Once you have a complete list of all your expenses, you start by listing all your fixed monthly expenses. Next you list all your variable monthly expenses for the upcoming month. You should have a good idea of how much you will be spending this close to the event. You will then enter an item called “Fixed Annual Expenses” and the amount of this will be the total of all your fixed annual expenses, divided by 12 months. You will then need to estimate the cost of your variable annual expenses and again create a budget item with this name and the amount is the total estimate divided by 12 months. The next category is for your Variable irregular expenses and again you will need to create an estimate of these costs. this can be done best by going through receipts from previous years, but if these are not available, you must put your best guess beside each one and again divide the total by 12.

It should be noted that when dividing these categories by 12, we are ignoring the fact that some will be due sooner that others.
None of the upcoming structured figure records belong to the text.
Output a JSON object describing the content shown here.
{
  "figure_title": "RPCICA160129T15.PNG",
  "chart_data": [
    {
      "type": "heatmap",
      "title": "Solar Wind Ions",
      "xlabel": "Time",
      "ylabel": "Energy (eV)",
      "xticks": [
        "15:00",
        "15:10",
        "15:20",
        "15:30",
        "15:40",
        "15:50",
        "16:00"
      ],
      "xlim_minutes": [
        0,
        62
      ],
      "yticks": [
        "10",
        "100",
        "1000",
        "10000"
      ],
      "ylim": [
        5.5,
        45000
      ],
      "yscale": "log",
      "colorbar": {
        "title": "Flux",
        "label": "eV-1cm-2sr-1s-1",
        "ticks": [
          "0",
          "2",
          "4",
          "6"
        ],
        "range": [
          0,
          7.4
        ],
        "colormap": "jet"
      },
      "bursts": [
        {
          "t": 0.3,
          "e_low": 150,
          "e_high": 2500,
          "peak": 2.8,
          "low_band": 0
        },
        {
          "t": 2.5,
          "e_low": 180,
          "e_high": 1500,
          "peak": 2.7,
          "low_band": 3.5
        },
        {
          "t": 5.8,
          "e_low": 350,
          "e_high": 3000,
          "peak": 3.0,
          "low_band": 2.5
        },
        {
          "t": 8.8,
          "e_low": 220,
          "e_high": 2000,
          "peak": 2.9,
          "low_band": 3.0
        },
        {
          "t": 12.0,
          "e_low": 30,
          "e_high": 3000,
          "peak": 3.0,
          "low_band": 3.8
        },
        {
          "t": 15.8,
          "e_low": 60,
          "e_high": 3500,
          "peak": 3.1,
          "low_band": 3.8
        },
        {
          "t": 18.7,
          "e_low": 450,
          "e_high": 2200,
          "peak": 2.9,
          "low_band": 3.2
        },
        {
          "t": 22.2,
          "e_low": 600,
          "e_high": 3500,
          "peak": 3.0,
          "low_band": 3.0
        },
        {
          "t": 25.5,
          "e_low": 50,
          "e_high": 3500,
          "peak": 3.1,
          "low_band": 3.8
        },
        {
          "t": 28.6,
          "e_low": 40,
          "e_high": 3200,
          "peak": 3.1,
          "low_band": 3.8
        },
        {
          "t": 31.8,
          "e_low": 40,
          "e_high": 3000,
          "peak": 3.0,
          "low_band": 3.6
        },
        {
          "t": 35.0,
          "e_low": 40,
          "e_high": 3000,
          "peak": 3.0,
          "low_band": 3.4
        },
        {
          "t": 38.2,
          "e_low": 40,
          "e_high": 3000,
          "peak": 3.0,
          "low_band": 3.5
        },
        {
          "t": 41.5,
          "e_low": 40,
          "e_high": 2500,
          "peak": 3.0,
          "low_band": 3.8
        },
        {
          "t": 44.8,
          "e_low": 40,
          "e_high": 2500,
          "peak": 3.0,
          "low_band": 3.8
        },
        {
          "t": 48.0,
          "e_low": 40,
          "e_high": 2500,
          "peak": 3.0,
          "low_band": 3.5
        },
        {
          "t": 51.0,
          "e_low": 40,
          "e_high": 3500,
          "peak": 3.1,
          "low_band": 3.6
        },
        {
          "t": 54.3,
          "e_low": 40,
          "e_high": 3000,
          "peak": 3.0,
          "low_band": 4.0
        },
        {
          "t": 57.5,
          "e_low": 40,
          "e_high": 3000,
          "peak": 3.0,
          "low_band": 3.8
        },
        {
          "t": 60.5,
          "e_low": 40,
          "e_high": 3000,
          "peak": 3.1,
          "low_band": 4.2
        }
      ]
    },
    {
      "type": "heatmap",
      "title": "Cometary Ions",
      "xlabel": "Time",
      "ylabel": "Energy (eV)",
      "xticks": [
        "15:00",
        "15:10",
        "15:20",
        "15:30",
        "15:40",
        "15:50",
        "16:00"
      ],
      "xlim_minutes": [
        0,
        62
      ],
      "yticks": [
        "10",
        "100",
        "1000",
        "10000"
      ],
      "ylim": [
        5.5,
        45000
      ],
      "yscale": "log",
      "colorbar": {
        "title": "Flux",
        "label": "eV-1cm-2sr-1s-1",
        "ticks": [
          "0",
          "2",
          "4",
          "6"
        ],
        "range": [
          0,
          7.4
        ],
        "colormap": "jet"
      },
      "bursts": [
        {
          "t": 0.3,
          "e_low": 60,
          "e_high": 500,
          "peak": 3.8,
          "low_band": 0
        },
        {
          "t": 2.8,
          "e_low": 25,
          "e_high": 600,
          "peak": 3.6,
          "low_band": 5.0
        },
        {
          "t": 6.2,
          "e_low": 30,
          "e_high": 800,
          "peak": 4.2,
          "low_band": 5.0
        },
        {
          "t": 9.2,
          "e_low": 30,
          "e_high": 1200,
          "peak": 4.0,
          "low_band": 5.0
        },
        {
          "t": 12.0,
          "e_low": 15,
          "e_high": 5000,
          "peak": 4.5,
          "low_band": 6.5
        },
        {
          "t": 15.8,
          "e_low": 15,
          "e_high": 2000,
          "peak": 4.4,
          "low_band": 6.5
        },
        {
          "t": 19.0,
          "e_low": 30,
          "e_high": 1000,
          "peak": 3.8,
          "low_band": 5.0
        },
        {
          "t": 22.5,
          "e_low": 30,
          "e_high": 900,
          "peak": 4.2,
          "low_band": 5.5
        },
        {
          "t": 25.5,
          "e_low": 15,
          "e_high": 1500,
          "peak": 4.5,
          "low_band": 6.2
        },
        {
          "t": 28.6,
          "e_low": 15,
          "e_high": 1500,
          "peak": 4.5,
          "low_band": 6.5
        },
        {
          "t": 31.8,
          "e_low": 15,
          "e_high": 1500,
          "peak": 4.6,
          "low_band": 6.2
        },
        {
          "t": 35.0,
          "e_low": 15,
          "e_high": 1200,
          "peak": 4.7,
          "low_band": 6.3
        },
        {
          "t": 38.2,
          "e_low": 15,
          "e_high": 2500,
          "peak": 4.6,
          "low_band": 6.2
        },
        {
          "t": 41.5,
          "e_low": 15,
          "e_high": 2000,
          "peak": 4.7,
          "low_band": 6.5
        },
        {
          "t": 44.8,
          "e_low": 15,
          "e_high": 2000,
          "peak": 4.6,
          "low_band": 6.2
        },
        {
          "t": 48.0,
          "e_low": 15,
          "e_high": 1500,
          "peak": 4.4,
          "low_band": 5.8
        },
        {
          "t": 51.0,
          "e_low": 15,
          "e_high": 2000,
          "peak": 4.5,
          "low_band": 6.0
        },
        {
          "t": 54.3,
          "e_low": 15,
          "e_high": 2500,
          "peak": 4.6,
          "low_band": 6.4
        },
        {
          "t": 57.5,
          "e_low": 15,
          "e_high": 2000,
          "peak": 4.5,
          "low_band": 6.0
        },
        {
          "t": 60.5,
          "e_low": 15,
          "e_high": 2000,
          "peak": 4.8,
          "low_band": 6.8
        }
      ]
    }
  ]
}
I have found that calculating on this basis works just fine for most people. If it does not work for you, you will need to divide each individual annual expense by the amount of months due until that expense must be paid and then total those results up.

I personally have just one single category in my main monthly budget for all annual and irregular expenses and every month I transfer this amount to a separate account, which I use to pay for these expenses. In addition to this, I have a separate sheet detailing each annual an irregular expense. It is this total that goes back into the main budget sheet.

I hope this gives you some ideas for setting up the most accurate budget that you possibly can.